On October 14th, the Alternative Reference Rates Committee (ARRC) recommended that all market participants act now to slow their use of USD LIBOR and leverage the next six weeks, through November 26th, to promote a smooth end to new LIBOR contracts by year-end.

ARRC believed that proactive reductions in new USD LIBOR contracts should apply across markets, and across the full range of derivatives and cash products.

As emphasized by the ARRC’s Chairman:

You wouldn’t wait until the moving van arrives to pack up the china…

Historical USD LIBOR Use

Let’s examine how this ‘smooth transition’ away from USD LIBOR has progressed during this 6-week period. 
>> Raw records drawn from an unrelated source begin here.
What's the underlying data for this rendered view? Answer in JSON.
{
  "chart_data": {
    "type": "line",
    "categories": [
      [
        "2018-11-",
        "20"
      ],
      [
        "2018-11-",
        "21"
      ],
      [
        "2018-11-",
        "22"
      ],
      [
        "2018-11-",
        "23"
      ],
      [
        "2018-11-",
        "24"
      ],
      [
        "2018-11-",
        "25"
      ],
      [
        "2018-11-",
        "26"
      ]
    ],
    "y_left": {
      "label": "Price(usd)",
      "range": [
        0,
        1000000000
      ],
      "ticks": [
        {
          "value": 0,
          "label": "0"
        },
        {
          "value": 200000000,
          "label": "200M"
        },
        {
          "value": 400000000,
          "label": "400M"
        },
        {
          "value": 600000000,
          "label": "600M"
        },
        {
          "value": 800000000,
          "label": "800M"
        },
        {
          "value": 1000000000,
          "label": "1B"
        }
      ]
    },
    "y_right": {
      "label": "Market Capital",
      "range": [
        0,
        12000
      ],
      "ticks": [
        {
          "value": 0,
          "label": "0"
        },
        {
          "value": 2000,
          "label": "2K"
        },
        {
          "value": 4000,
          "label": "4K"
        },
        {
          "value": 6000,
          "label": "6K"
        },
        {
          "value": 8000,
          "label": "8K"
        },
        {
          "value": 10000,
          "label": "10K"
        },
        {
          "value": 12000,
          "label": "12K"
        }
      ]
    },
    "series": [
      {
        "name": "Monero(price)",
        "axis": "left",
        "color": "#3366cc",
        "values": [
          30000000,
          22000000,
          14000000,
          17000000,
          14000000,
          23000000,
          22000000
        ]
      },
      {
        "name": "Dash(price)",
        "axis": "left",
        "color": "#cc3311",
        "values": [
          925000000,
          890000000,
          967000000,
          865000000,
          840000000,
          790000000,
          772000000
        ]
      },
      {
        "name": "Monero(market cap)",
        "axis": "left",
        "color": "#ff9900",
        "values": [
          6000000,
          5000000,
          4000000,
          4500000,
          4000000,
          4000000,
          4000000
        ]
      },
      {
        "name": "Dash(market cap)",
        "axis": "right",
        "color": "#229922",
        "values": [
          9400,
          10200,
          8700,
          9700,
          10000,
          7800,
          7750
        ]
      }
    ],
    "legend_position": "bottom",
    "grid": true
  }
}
The following utilizes information derived from Bloomberg Financial Services (Bloomberg) and The Depository Trust & Clearing Corporation (DTCC) by Jeffrey Armstrong, Ph.D., Director of the Berkeley Research Group (BRG):

Corporate Loans

Based upon the following chart, rather than decreasing, corporate loan volume tied to USD LIBOR and tracked by Bloomberg (comprised primarily of syndicated and participated loans) actually increased by 103% from this 6-week period in 2020 versus the comparable period in 2021:
 

Interestingly, the average maturity of these new corporate loans increased from 4.9 years to 5.6 years. 

This enables market participants to replace LIBOR with LIBOR for as long as possible.

Interest Rate Swaps

Rather than decreasing, interest rate swap volume tied to 1-month USD LIBOR actually (i) increased by 87% between the period shortly after SOFR First's launch, and subsequent to, ARRC's October 14th recommendation that USD LIBOR use slow to assure smooth market functioning, as shown on the following chart, and (ii) increased by 47% between the 6-week period prior to, and subsequent to, ARRC's October 14th recommendation.

SOFR First is a phased 'best market practice' initiative for switching trading conventions from USD LIBOR to the Secured Overnight Financing Rate (SOFR). Under SOFR First, interdealer brokers were to replace trading of USD LIBOR linear swaps with SOFR linear swaps beginning on July 26, 2021. [3]

Inapplicability to Unregulated Entities

It should be noted that US regulators such as the Federal Reserve, the Federal Deposit Insurance Corporation (FDIC), the Office of the Comptroller of the Currency (OCC), and the Commodity Futures Trading Commission (CFTC) regulate banks and other regulated financial institutions. Consequently, the UK FCA’s announcement and US regulatory guidance do not directly apply to non-regulated entities in the shadow banking system, such as hedge funds.

Conclusion

As the UK FCA and US regulators admonish, everyone should act now to slow USD LIBOR use for the next four weeks through the year-end LIBOR/SOFR transition deadline.

As this is a recommendation and not a requirement, and, even if a requirement, is not directly applicable to many market participants, this admonishment will apply for the next four weeks— except, of course, for the next four weeks…

 



[1] See ‘FCA confirms rules for legacy use of synthetic LIBOR rates and no new use of US dollar LIBOR’ published by the UK FCA on November 16, 2021.

[2] See ‘ARRC Recommends Acting Now to Slow USD LIBOR Use over the Next Six Weeks to be Well-Positioned to Meet Supervisory Guidance by Year-End,’ dated October 14, 2021.

[3] SOFR First was adopted by the CFTC's Market Risk Advisory Committee in July 2021 but, we believe, was never adopted by the full CFTC.